Guillaume Dolques et Vivian Dépoues, de l'Institut de l'Economie pour le Climat (I4CE), partagent leur expertise
Ces dernières années, il est devenu évident qu’il faudrait à la fois s’attaquer aux causes du changement climatique (par la réduction drastique de nos émissions de gaz à effet de serre) et faire avec certaines de ses conséquences (c’est-à-dire s’adapter). Les effets ne sont plus au futur hypothétique, ils sont là, mesurés, vécus. Par exemple, au Col de Porte (Isère) le manteau neigeux a diminué en moyenne de 37,7 cm en 60 ans. Ces effets sont aujourd’hui attribués à l’évolution du climat par les scientifiques qui savent désormais évaluer l’augmentation de la probabilité d’occurrence d’un événement extrême liée au changement climatique.

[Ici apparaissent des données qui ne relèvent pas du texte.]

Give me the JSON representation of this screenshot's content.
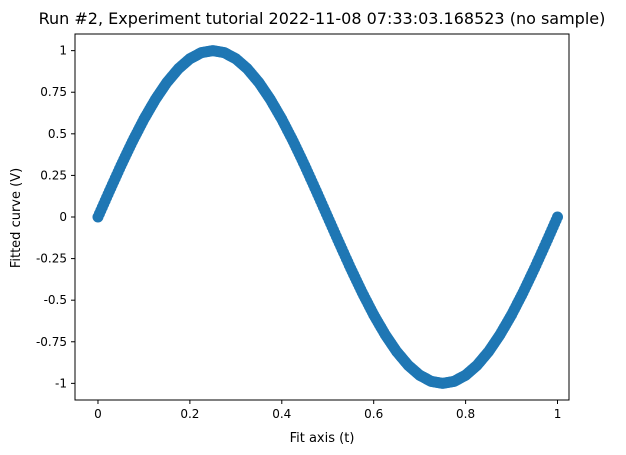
{
  "chart_data": {
    "type": "scatter",
    "title": "Run #2, Experiment tutorial 2022-11-08 07:33:03.168523 (no sample)",
    "xlabel": "Fit axis (t)",
    "ylabel": "Fitted curve (V)",
    "xlim": [
      -0.05,
      1.025
    ],
    "ylim": [
      -1.1,
      1.1
    ],
    "xticks": [
      0,
      0.2,
      0.4,
      0.6,
      0.8,
      1
    ],
    "xtick_labels": [
      "0",
      "0.2",
      "0.4",
      "0.6",
      "0.8",
      "1"
    ],
    "yticks": [
      1,
      0.75,
      0.5,
      0.25,
      0,
      -0.25,
      -0.5,
      -0.75,
      -1
    ],
    "ytick_labels": [
      "1",
      "0.75",
      "0.5",
      "0.25",
      "0",
      "-0.25",
      "-0.5",
      "-0.75",
      "-1"
    ],
    "grid": false,
    "series": [
      {
        "color": "#1f77b4",
        "x": [
          0,
          0.025,
          0.05,
          0.075,
          0.1,
          0.125,
          0.15,
          0.175,
          0.2,
          0.225,
          0.25,
          0.275,
          0.3,
          0.325,
          0.35,
          0.375,
          0.4,
          0.425,
          0.45,
          0.475,
          0.5,
          0.525,
          0.55,
          0.575,
          0.6,
          0.625,
          0.65,
          0.675,
          0.7,
          0.725,
          0.75,
          0.775,
          0.8,
          0.825,
          0.85,
          0.875,
          0.9,
          0.925,
          0.95,
          0.975,
          1
        ],
        "y": [
          0,
          0.156,
          0.309,
          0.454,
          0.588,
          0.707,
          0.809,
          0.891,
          0.951,
          0.988,
          1,
          0.988,
          0.951,
          0.891,
          0.809,
          0.707,
          0.588,
          0.454,
          0.309,
          0.156,
          0,
          -0.156,
          -0.309,
          -0.454,
          -0.588,
          -0.707,
          -0.809,
          -0.891,
          -0.951,
          -0.988,
          -1,
          -0.988,
          -0.951,
          -0.891,
          -0.809,
          -0.707,
          -0.588,
          -0.454,
          -0.309,
          -0.156,
          0
        ]
      }
    ]
  }
}
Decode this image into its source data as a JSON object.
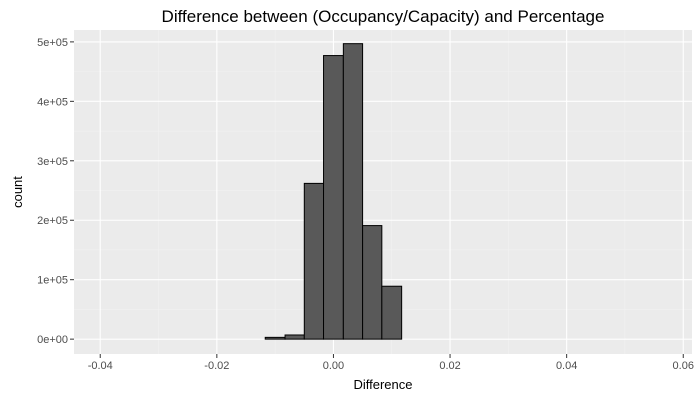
{
  "chart_data": {
    "type": "bar",
    "title": "Difference between (Occupancy/Capacity) and Percentage",
    "xlabel": "Difference",
    "ylabel": "count",
    "xlim": [
      -0.0445,
      0.0615
    ],
    "ylim": [
      -25000,
      520000
    ],
    "x_ticks": [
      -0.04,
      -0.02,
      0.0,
      0.02,
      0.04,
      0.06
    ],
    "x_tick_labels": [
      "-0.04",
      "-0.02",
      "0.00",
      "0.02",
      "0.04",
      "0.06"
    ],
    "y_ticks": [
      0,
      100000,
      200000,
      300000,
      400000,
      500000
    ],
    "y_tick_labels": [
      "0e+00",
      "1e+05",
      "2e+05",
      "3e+05",
      "4e+05",
      "5e+05"
    ],
    "grid": true,
    "bin_width": 0.00333,
    "bins": [
      {
        "x_start": -0.0417,
        "x_end": -0.0117,
        "count": 0
      },
      {
        "x_start": -0.0117,
        "x_end": -0.0083,
        "count": 3000
      },
      {
        "x_start": -0.0083,
        "x_end": -0.005,
        "count": 7000
      },
      {
        "x_start": -0.005,
        "x_end": -0.0017,
        "count": 262000
      },
      {
        "x_start": -0.0017,
        "x_end": 0.0017,
        "count": 477000
      },
      {
        "x_start": 0.0017,
        "x_end": 0.005,
        "count": 497000
      },
      {
        "x_start": 0.005,
        "x_end": 0.0083,
        "count": 191000
      },
      {
        "x_start": 0.0083,
        "x_end": 0.0117,
        "count": 89000
      },
      {
        "x_start": 0.0117,
        "x_end": 0.0583,
        "count": 0
      }
    ],
    "colors": {
      "panel": "#ebebeb",
      "grid_major": "#ffffff",
      "grid_minor": "#f2f2f2",
      "bar_fill": "#595959",
      "bar_outline": "#000000",
      "tick_label": "#4d4d4d",
      "tick_mark": "#333333"
    }
  }
}
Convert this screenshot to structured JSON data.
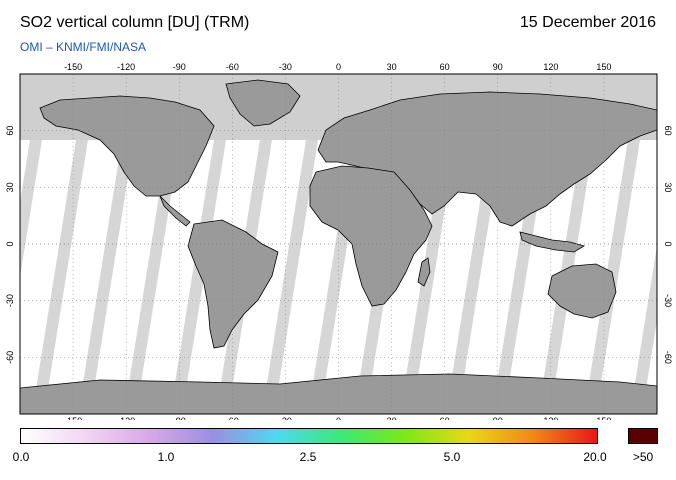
{
  "header": {
    "title": "SO2 vertical column [DU] (TRM)",
    "date": "15 December 2016",
    "subtitle": "OMI  –  KNMI/FMI/NASA"
  },
  "map": {
    "projection": "equirectangular",
    "longitude_ticks": [
      "-150",
      "-120",
      "-90",
      "-60",
      "-30",
      "0",
      "30",
      "60",
      "90",
      "120",
      "150"
    ],
    "latitude_ticks": [
      "60",
      "30",
      "0",
      "-30",
      "-60"
    ],
    "land_color": "#9a9a9a",
    "no_data_color": "#cfcfcf",
    "swath_color": "#d6d6d6",
    "ocean_color": "#ffffff"
  },
  "colorbar": {
    "labels": [
      "0.0",
      "1.0",
      "2.5",
      "5.0",
      "20.0"
    ],
    "over_label": ">50",
    "over_color": "#5a0000",
    "gradient_colors": [
      "#ffffff",
      "#f3d6f3",
      "#d8a8e8",
      "#9a8fe0",
      "#4fd8f0",
      "#3ee878",
      "#7ce818",
      "#e8d818",
      "#f08818",
      "#e81818"
    ]
  }
}
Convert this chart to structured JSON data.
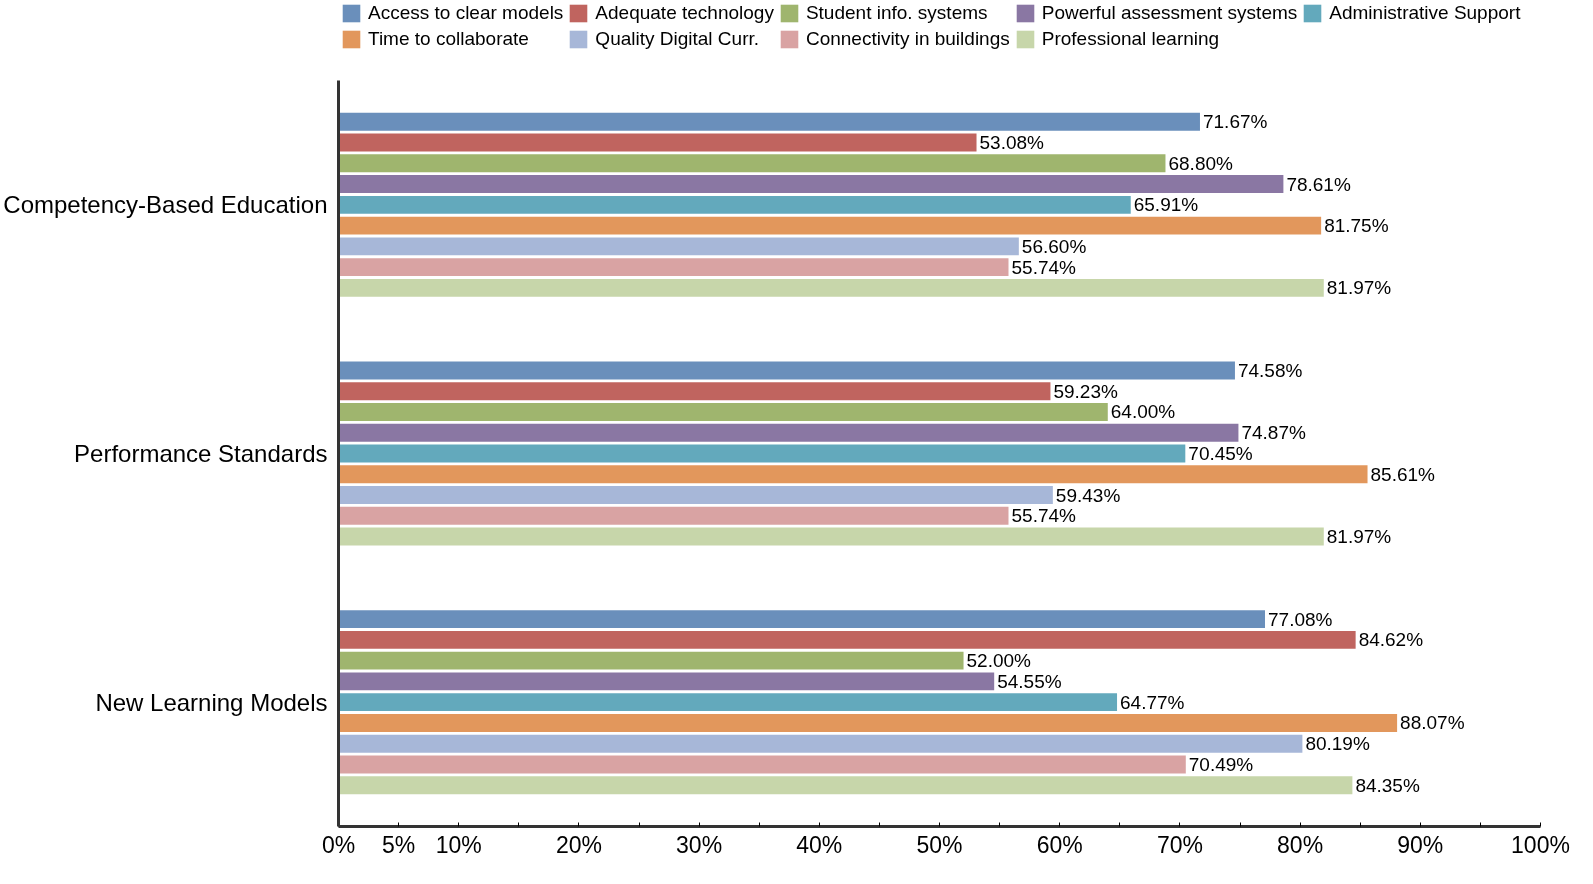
{
  "chart_data": {
    "type": "bar",
    "orientation": "horizontal",
    "legend": "top",
    "grid": false,
    "categories": [
      "Competency-Based Education",
      "Performance Standards",
      "New Learning Models"
    ],
    "xlim": [
      0,
      100
    ],
    "xticks": [
      {
        "value": 0,
        "label": "0%"
      },
      {
        "value": 5,
        "label": "5%"
      },
      {
        "value": 10,
        "label": "10%"
      },
      {
        "value": 15,
        "label": null
      },
      {
        "value": 20,
        "label": "20%"
      },
      {
        "value": 25,
        "label": null
      },
      {
        "value": 30,
        "label": "30%"
      },
      {
        "value": 35,
        "label": null
      },
      {
        "value": 40,
        "label": "40%"
      },
      {
        "value": 45,
        "label": null
      },
      {
        "value": 50,
        "label": "50%"
      },
      {
        "value": 55,
        "label": null
      },
      {
        "value": 60,
        "label": "60%"
      },
      {
        "value": 65,
        "label": null
      },
      {
        "value": 70,
        "label": "70%"
      },
      {
        "value": 75,
        "label": null
      },
      {
        "value": 80,
        "label": "80%"
      },
      {
        "value": 85,
        "label": null
      },
      {
        "value": 90,
        "label": "90%"
      },
      {
        "value": 95,
        "label": null
      },
      {
        "value": 100,
        "label": "100%"
      }
    ],
    "series": [
      {
        "name": "Access to clear models",
        "color": "#6a8fbb",
        "values": [
          71.67,
          74.58,
          77.08
        ],
        "value_labels": [
          "71.67%",
          "74.58%",
          "77.08%"
        ]
      },
      {
        "name": "Adequate technology",
        "color": "#c0645f",
        "values": [
          53.08,
          59.23,
          84.62
        ],
        "value_labels": [
          "53.08%",
          "59.23%",
          "84.62%"
        ]
      },
      {
        "name": "Student info. systems",
        "color": "#9fb56e",
        "values": [
          68.8,
          64.0,
          52.0
        ],
        "value_labels": [
          "68.80%",
          "64.00%",
          "52.00%"
        ]
      },
      {
        "name": "Powerful assessment systems",
        "color": "#8a77a3",
        "values": [
          78.61,
          74.87,
          54.55
        ],
        "value_labels": [
          "78.61%",
          "74.87%",
          "54.55%"
        ]
      },
      {
        "name": "Administrative Support",
        "color": "#63a9bc",
        "values": [
          65.91,
          70.45,
          64.77
        ],
        "value_labels": [
          "65.91%",
          "70.45%",
          "64.77%"
        ]
      },
      {
        "name": "Time to collaborate",
        "color": "#e2975c",
        "values": [
          81.75,
          85.61,
          88.07
        ],
        "value_labels": [
          "81.75%",
          "85.61%",
          "88.07%"
        ]
      },
      {
        "name": "Quality Digital Curr.",
        "color": "#a7b7d8",
        "values": [
          56.6,
          59.43,
          80.19
        ],
        "value_labels": [
          "56.60%",
          "59.43%",
          "80.19%"
        ]
      },
      {
        "name": "Connectivity in buildings",
        "color": "#d9a3a3",
        "values": [
          55.74,
          55.74,
          70.49
        ],
        "value_labels": [
          "55.74%",
          "55.74%",
          "70.49%"
        ]
      },
      {
        "name": "Professional learning",
        "color": "#c7d6aa",
        "values": [
          81.97,
          81.97,
          84.35
        ],
        "value_labels": [
          "81.97%",
          "81.97%",
          "84.35%"
        ]
      }
    ]
  }
}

La question de l’adaptation restait néanmoins compliquée à aborder : se préparer oui, mais à quoi, auxquels des scénarios possibles que nous présentent les climatologues ? Les experts de l’adaptation ont longtemps répondu que faire avec une pluralité de futurs climatiques possibles était tout le défi ; complexité difficile à entendre, justifiant souvent un certain attentisme. C’est la raison pour laquelle les pouvoirs publics ont proposé d’instaurer une Trajectoire de réchauffement de Référence pour l’Adaptation au Changement Climatique (la TRACC) qui atteint +4°C en 2100. Cette trajectoire constitue une hypothèse commune auquel tous les opérateurs publics, les collectivités, les entreprises sont invitées à se référer pour établir leur feuille de route.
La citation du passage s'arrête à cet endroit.